The Life & Times of the Late Horatio Othni


Whenever little Horatio Othni ran in after the rest of his family sat for dinner, his old man not-too-sternly told him, “Horry, you’ll be late for your own funeral, son.” So Mr. Othni gave Horatio his first wristwatch when he graduated from elementary school. Horatio lost it, or so he told the old man.

When he graduated high school, Horry’s father gave him a self-winding Timex. But Horatio ditched that after incessant, obsessive wrist-twisting, to keep the spring at tip-top tautness just as his dad would, gave him tendonitis. He became assured that time gave you tennis elbow, pain with every other tock at the least. He missed a lot of classes because of that.

Anyhow, the sun told Horry when to wake up, when to go out, when to read beneath the yellow-green willow’s waving leaves by the fountain’s caressing rainbow spray.
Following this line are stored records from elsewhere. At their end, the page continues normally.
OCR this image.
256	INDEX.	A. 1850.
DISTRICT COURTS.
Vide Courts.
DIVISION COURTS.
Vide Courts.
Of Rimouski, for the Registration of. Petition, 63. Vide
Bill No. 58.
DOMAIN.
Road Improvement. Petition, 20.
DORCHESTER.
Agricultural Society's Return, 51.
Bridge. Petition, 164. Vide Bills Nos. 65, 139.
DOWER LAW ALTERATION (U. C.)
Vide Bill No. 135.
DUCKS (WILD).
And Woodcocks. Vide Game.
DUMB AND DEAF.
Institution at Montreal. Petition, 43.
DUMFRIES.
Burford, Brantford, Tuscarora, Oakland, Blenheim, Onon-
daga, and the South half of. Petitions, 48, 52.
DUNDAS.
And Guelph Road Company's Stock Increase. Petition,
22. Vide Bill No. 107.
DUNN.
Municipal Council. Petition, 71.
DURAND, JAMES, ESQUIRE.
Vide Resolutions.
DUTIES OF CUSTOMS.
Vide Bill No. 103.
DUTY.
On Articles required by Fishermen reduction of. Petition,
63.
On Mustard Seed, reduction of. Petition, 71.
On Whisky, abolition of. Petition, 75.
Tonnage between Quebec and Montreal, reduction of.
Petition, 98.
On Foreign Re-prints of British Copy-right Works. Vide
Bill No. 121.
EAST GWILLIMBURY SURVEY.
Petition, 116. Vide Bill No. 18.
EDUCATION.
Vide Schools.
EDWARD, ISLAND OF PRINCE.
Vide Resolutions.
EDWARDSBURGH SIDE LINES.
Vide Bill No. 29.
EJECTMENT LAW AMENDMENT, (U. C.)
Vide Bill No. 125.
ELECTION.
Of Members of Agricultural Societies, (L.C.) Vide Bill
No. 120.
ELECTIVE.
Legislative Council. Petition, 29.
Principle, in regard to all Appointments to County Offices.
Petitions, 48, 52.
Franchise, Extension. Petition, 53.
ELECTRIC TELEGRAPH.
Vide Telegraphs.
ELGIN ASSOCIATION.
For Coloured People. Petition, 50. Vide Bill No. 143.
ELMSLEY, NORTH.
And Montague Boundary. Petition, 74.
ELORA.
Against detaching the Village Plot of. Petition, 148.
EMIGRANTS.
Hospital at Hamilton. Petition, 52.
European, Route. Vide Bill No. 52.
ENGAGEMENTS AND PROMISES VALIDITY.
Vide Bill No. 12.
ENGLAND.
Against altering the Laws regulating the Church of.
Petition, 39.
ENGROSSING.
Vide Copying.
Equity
So did the bell in the clock tower, whose songs became his friends. “She’s monotonous, but the old girl plays them well, like a dinner bell” he’d say, closing his notebook and heading to lunch. And so it went. Horatio never needed to see time, to find it, to become yoked to it. “After all,” he would tell his father, his friends and professors, “I’ve got all of you to remind me.” But he lost some of them like old watches, too.

When Horatio left college, he decided to become a writer until he ran out of pencils, and because he could set his own hours, which weren’t really hours, but passages of sun across sky, of words beneath his hand, of food between his lips, of breaths followed by more breaths until he gently offered his last.

When Mr. Othni found Horatio at his boy’s desk, stub of a pencil in hand, paper beneath his smiling face, he read the final exhalation of a timeless life and grinned beneath his paternal tick-tock tears that fell like the seconds, minutes, hours his son never cared to know. It read, “Last pencil. Time to go, I guess.”

Two sun passages later, as the funeral procession began to pull away from the mortuary, Horatio’s father placed his hand upon the lead driver’s shoulder and told him to wait. “How long, sir? We gotta be there before 9:00,” the driver asked, checking his watch. Three blocks away, church bells pealed over the rooftops…ding-dong, ding-dong, ding-dong, ding-dong, followed by single rings…six, seven, eight, nine…

Horatio’s father squinted up and observed how the morning sun barely trudged upward toward what would never be 12:00 again. He gently massaged the circle of pale skin on his left wrist. “Oh, just a little longer. We had a deal.”

Super-quick (maybe) free-write first draft about that which has ruled too much of my life, and probably yours. How long did this take to write? Just as long as it took.